The message of distress has made it to the top. French agriculture minister Dominique Bussereau has vowed change. "The time for reflection is over," he said at June's VinExpo conference in Bordeaux. "We must act to improve the standing of French wine on markets at home and abroad."
To act, he said he sees the wine industry working in two directions. One stressing quality and tradition, the other, in so many words, chases more of the mass market.
"We must not forget that France can only protect its market position with quality," he said. "Quality" is the French wine mantra and seemingly every wine producer across the country repeats versions of his statement.

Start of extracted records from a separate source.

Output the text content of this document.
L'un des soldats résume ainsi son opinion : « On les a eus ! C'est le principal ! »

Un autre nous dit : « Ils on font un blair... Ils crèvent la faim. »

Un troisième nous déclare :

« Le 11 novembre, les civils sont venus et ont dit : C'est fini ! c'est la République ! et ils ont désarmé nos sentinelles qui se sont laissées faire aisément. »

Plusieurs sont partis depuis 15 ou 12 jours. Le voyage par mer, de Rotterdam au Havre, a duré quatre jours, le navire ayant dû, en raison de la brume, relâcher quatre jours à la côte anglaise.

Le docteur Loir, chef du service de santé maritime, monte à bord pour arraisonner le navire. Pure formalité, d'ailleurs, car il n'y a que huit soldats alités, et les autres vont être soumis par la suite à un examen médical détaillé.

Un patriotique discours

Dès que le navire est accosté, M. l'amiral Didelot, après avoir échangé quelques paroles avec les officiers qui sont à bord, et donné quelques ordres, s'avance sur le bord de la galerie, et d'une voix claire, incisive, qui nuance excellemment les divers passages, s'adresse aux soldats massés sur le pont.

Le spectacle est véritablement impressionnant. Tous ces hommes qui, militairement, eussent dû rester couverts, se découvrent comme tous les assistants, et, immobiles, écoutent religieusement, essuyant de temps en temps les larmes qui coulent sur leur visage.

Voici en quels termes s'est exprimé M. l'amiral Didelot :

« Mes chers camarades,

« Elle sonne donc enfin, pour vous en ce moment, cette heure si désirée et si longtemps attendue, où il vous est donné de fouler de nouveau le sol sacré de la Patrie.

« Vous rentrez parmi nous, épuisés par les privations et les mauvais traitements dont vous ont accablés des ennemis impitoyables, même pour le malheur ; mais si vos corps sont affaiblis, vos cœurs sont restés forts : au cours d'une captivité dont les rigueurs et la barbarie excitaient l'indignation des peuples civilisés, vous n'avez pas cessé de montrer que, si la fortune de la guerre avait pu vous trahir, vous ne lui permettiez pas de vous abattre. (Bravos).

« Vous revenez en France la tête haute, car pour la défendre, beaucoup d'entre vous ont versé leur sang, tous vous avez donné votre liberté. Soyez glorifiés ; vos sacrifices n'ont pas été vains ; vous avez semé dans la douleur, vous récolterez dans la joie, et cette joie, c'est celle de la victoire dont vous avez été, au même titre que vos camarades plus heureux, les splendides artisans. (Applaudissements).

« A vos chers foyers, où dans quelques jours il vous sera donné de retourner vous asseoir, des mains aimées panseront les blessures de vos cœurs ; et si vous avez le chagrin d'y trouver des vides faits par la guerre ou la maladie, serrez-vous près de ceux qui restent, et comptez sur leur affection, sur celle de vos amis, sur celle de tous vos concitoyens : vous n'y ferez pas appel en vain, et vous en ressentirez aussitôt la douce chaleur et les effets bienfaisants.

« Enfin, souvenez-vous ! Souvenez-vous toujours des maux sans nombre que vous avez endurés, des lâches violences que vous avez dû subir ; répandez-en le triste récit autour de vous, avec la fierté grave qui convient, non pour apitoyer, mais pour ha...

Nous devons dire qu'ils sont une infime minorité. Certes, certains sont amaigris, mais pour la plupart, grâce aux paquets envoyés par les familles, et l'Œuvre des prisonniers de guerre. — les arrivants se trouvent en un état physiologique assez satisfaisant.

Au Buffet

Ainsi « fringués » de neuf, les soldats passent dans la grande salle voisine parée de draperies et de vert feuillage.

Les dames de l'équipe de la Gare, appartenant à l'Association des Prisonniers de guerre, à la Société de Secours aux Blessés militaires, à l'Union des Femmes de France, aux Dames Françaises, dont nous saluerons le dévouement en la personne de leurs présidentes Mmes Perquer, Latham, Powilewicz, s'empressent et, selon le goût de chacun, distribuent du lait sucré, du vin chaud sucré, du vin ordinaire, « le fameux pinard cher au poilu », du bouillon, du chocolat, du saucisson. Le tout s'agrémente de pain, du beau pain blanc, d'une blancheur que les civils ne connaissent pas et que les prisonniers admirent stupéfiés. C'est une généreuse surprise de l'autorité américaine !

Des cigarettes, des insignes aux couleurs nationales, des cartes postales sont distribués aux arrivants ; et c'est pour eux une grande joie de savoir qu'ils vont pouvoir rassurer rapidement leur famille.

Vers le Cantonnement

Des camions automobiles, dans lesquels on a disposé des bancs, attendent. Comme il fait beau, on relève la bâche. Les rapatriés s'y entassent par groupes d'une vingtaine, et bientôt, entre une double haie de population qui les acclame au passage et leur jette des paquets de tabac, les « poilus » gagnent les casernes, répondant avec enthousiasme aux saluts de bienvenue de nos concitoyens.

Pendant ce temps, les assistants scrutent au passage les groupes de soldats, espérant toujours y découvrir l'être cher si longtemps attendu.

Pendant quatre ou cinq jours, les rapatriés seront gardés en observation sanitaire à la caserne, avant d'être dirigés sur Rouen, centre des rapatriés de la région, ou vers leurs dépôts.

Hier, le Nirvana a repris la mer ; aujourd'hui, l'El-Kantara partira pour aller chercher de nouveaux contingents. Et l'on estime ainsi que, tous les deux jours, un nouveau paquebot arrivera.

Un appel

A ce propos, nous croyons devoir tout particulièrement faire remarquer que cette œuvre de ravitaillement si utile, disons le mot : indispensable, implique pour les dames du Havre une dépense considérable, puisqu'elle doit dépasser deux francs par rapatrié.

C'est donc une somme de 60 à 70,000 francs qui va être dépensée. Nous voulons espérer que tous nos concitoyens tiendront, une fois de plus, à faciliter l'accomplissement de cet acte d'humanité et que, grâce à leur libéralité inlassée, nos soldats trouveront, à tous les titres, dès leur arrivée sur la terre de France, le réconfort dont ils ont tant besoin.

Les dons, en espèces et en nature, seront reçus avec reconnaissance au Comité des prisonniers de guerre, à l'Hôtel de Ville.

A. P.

Through all the problems, French scientist Philippe Marchenay believes in the AOC system. He and his partner, Laurence Bérard, literally wrote the book on one of the system's main tenets: protection of products with terroir, a rather vague French term that combines words like "heritage" and "regionality."
It is easy to hear, when Marchenay reels off a list of his favorite AOC products from around the country, that he recalls the tastes and regions with each item he mentions.

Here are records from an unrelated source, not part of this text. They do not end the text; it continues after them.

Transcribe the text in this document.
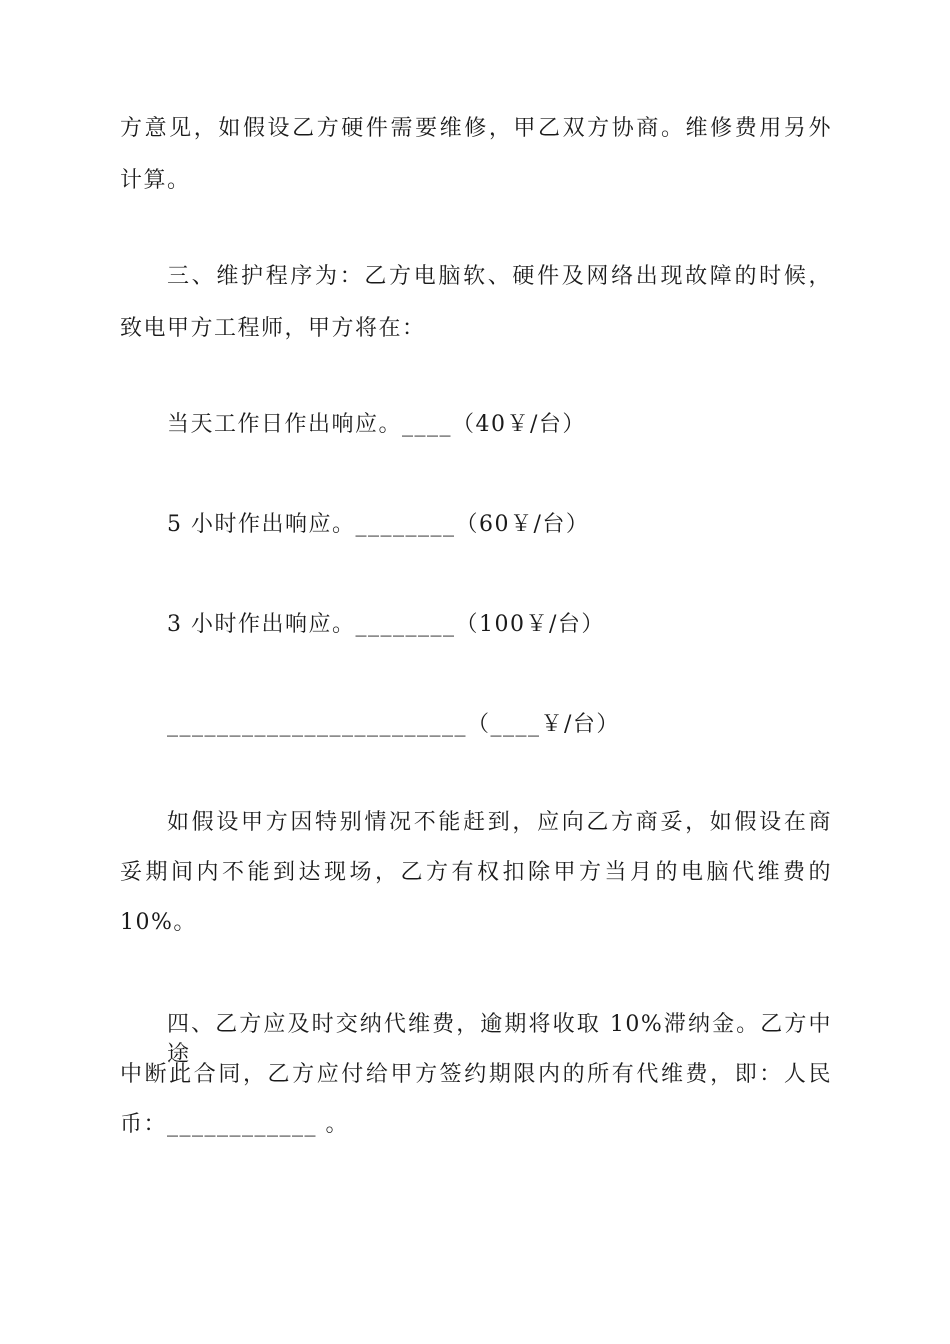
方意见，如假设乙方硬件需要维修，甲乙双方协商。维修费用另外
计算。
三、维护程序为：乙方电脑软、硬件及网络出现故障的时候，
致电甲方工程师，甲方将在：
当天工作日作出响应。____（40￥/台）
5 小时作出响应。________（60￥/台）
3 小时作出响应。________（100￥/台）
________________________（____￥/台）
如假设甲方因特别情况不能赶到，应向乙方商妥，如假设在商
妥期间内不能到达现场，乙方有权扣除甲方当月的电脑代维费的
10%。
四、乙方应及时交纳代维费，逾期将收取 10%滞纳金。乙方中途
中断此合同，乙方应付给甲方签约期限内的所有代维费，即：人民
币：____________ 。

"An AOC gives you a guarantee that what you're tasting is making use of the savoir faire of a particular region," he says, explaining that people are willing to pay a higher price for this guarantee of quality. "If the consumer isn't interested, he buys the least interesting stuff and that's it."
In France and abroad, what the AOC is coming up against, however, is a potential information overload.
Wine is at the heart of the struggle; one of the key components is sheer numbers. With less than 50 AOC cheeses, for instance, there is a reasonable chance that a self-respecting Frenchman can work his way through remembering what's what. With 407 wines, however, it gets a bit out of control, even for those who are do their best to keep consumption numbers high.
Champagne, a shining AOC success, rode the wave to the hilt but does it really do much good to classify lesser-known wines? AOC La Clape, anyone? In France, no one knows what these wines might taste like; abroad, no one has ever heard of them.
In Paris, a representative at the Institut National des Appellations d'Origine (INAO), the government body that governs how AOCs are run, is surprisingly frank.
"The AOC is for a certain number of producers but, maybe, there are limits to that," says chief spokeswoman Sylvie Serra. "Eventually, you hit a ceiling. Twenty years ago, this wasn't the case." Now, the system seems to be reaching its saturation point, and a handful of AOCs without a market at home or abroad are in danger of dying out.
"When it's done well, it works," says Serra, who can cite a large number of AOCs that enjoy up to an estimated 30 percent price increase thanks to the three letters on their labels. "There's a diversity of flavor where everyone can find their own favorite taste. Even someone who is not rich can find something pleasant," she says.
Is the diversity, which some feel to be bordering on the extreme, compatible with the international market? "Certainly not," says Serra, "At the very beginning, the AOC system wasn't necessarily made with the international markets in mind. Now, we're asking ourselves how it fits in."